Let $$f(x)=\begin{cases}x^2\sum\limits_{r=0}^{\left[\frac{1}{|x|}\right]}r&x\neq0\\k/2&x=0\end{cases}$$ where [.] denotes the greatest integer function. Find the value of $k$ such that $f(x)$ becomes continuous at $x=0$
$\displaystyle x^2\sum\limits_{r=0}^{\left[\frac{1}{|x|}\right]}r=x^2\frac{\left(\left[\frac{1}{|x|}\right]+1\right)\left[\frac{1}{|x|}\right]}{2}$
I found two functions, $g(x)=(1-|x|)/2$ and $h(x)=(1+|x|)/2$ which seem to satisfy the conditions of sandwich theorem for all the values I've checked so far, however I can't think of way to prove this mathematically.
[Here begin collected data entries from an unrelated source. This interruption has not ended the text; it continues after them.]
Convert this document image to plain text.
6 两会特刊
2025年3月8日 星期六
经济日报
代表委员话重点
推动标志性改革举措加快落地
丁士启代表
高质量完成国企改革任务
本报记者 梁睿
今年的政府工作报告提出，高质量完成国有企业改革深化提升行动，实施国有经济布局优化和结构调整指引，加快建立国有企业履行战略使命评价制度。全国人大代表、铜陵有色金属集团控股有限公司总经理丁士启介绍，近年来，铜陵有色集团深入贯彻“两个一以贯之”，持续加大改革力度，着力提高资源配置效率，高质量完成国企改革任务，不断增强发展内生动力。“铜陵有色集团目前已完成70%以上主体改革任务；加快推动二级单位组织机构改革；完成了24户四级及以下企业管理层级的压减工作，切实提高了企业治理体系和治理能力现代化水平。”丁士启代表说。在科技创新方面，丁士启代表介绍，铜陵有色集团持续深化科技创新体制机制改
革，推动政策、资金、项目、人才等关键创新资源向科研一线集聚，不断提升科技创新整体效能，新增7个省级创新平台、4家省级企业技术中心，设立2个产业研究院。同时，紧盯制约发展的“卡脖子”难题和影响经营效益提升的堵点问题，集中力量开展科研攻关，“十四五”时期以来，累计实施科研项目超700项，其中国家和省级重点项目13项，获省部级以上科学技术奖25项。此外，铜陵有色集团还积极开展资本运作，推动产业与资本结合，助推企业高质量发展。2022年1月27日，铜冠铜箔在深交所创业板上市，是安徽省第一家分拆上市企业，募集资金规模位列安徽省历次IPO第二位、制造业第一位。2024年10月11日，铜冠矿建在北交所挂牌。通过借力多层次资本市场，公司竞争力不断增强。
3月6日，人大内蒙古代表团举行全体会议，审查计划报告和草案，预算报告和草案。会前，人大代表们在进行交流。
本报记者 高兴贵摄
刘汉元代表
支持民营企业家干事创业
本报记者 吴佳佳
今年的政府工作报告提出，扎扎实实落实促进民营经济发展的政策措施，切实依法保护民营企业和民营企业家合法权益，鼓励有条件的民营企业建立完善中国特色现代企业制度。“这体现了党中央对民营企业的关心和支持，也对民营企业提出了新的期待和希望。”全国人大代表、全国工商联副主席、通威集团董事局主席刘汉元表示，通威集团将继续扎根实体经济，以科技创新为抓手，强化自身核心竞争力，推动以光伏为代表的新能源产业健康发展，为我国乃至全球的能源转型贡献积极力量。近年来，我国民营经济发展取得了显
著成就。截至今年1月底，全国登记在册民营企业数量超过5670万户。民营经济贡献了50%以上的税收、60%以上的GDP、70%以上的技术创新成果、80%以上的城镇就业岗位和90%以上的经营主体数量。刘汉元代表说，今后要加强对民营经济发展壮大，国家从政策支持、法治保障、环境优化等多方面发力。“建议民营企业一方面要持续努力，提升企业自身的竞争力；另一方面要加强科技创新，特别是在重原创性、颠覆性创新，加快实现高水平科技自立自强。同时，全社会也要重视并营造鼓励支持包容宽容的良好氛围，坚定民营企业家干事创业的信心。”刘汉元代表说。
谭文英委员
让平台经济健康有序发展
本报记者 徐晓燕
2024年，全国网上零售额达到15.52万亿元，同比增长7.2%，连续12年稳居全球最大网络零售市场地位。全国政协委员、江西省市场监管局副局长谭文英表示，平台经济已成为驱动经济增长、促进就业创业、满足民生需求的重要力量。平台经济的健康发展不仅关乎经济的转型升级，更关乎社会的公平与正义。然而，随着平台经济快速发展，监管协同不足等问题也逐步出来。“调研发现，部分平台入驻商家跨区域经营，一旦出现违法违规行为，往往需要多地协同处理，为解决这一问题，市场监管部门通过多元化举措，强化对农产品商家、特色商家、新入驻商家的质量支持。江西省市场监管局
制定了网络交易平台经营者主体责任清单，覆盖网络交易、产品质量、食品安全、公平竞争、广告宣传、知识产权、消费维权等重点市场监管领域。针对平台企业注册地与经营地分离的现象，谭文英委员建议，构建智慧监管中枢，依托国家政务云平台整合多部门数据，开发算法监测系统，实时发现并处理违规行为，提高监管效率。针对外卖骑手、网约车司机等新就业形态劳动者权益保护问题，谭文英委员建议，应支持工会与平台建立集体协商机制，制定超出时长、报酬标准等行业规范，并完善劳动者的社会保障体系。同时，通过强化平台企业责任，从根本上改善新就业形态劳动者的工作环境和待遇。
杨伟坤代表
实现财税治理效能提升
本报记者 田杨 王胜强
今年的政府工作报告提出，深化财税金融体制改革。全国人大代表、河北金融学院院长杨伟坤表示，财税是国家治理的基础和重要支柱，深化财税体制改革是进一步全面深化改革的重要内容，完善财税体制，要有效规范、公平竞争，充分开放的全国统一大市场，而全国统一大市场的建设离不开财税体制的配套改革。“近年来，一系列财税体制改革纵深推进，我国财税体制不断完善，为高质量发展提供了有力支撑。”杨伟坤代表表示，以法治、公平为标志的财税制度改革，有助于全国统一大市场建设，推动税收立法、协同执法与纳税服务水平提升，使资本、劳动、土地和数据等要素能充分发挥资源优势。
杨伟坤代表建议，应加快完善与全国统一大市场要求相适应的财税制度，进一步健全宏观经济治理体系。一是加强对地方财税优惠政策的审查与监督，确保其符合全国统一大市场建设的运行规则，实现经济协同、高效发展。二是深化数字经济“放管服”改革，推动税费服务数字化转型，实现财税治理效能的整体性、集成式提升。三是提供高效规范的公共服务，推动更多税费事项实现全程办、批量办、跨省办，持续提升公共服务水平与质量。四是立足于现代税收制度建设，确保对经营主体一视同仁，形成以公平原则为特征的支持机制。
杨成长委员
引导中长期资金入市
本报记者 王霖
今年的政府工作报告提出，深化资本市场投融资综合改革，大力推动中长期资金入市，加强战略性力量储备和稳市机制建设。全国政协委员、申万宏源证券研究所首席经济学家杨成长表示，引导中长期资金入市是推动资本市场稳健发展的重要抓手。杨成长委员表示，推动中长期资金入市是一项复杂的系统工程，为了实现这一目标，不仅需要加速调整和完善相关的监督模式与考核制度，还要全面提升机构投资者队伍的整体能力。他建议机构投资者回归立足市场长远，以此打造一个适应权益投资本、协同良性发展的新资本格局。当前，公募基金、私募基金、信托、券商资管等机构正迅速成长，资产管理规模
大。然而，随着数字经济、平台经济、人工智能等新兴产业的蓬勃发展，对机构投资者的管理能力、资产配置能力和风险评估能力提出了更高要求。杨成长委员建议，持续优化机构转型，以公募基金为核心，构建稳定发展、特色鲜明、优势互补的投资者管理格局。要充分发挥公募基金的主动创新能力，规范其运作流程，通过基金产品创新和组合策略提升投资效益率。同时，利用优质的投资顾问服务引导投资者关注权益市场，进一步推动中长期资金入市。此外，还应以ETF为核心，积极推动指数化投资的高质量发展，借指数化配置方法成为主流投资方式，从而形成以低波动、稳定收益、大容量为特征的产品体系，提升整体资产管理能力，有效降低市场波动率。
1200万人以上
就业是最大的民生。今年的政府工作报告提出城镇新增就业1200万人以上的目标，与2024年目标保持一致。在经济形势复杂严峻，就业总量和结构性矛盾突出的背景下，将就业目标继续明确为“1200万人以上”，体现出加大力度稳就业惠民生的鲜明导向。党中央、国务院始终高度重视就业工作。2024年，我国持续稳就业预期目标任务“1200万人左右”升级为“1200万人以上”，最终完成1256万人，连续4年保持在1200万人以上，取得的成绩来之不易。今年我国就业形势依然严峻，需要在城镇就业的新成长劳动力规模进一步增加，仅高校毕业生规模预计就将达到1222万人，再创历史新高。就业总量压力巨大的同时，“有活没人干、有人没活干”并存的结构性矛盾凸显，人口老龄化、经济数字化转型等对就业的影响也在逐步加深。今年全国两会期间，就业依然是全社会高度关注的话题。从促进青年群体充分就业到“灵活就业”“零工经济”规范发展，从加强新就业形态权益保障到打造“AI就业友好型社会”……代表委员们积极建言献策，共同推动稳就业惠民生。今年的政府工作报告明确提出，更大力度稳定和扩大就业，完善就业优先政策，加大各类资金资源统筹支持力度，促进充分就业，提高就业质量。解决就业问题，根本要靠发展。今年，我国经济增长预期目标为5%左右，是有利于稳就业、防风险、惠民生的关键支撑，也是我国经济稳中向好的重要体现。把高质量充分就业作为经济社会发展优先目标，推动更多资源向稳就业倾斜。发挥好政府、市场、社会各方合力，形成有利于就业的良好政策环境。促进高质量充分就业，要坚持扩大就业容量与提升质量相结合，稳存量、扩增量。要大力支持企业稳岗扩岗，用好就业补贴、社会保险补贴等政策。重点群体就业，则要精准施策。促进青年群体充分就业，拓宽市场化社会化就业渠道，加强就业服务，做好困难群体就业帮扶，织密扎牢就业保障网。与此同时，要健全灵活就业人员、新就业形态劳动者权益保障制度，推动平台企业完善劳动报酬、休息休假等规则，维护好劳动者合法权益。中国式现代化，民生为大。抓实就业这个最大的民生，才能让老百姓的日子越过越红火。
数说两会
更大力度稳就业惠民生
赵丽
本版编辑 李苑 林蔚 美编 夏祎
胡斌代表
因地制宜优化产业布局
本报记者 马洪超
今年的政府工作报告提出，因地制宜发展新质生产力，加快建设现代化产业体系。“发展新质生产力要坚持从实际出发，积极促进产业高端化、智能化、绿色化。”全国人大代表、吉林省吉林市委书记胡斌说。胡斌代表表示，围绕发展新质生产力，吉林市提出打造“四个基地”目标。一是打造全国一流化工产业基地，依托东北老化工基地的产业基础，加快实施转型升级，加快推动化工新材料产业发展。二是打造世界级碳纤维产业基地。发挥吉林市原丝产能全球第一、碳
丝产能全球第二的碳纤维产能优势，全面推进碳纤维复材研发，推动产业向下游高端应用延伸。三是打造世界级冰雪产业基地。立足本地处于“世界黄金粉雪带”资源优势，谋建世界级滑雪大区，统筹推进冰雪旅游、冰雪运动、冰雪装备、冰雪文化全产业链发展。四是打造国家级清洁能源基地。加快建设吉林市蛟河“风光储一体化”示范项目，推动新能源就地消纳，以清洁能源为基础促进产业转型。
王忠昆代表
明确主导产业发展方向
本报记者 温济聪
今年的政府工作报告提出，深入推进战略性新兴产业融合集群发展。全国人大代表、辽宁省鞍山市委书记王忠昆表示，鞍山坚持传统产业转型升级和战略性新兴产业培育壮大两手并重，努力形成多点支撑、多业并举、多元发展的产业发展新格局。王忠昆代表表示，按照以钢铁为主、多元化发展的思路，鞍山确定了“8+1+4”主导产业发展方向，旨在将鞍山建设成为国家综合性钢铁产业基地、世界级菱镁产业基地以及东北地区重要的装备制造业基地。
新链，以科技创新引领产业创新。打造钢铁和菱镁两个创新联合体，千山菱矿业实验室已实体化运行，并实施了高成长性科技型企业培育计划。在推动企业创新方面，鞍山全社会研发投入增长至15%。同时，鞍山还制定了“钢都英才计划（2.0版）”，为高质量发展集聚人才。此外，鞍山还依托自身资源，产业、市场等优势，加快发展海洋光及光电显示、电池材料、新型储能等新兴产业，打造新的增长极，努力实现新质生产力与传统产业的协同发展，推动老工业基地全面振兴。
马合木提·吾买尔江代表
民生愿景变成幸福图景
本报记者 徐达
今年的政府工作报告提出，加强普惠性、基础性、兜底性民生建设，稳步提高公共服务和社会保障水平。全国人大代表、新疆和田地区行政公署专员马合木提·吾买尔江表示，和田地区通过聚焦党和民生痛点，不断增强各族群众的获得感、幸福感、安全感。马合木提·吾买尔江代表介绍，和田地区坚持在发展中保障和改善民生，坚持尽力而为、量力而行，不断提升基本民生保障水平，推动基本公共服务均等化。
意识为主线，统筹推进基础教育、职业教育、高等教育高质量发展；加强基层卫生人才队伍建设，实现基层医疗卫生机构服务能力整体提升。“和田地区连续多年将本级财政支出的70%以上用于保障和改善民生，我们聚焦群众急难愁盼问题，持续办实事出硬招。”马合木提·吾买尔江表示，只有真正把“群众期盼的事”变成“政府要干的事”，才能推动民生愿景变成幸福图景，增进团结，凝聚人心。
Sandwich theorem states: If $f(x)≤g(x)≤h(x)$ for all numbers, and at some point $x=k$ we have $f(k)=h(k)$, then $g(k)$ must also be equal to them
First of all, we can ignore negative $x$, since $f(-x) = f(x)$ for all $x \in \mathbb R$. So we are interested in the limit $$\lim_{x \to 0^+} f(x) = \lim_{x \to 0^+} x^2 \sum_{r=0}^{\lfloor 1/x \rfloor} r = \lim_{x \to 0^+} x^2 \frac{(\lfloor 1/x \rfloor + 1)\lfloor 1/x \rfloor}{2}.$$ Since $$1/x - 1 < \lfloor 1/x \rfloor \le 1/x$$ for all $x > 0$, it follows that $$\frac{1-x}{2} = x^2 \frac{(1/x)(1/x - 1)}{2} < x^2 \frac{(\lfloor 1/x \rfloor + 1)\lfloor 1/x \rfloor}{2} \le x^2 \frac{(1/x + 1)(1/x)}{2} = \frac{1+x}{2}.$$ Now apply the squeeze/sandwich theorem.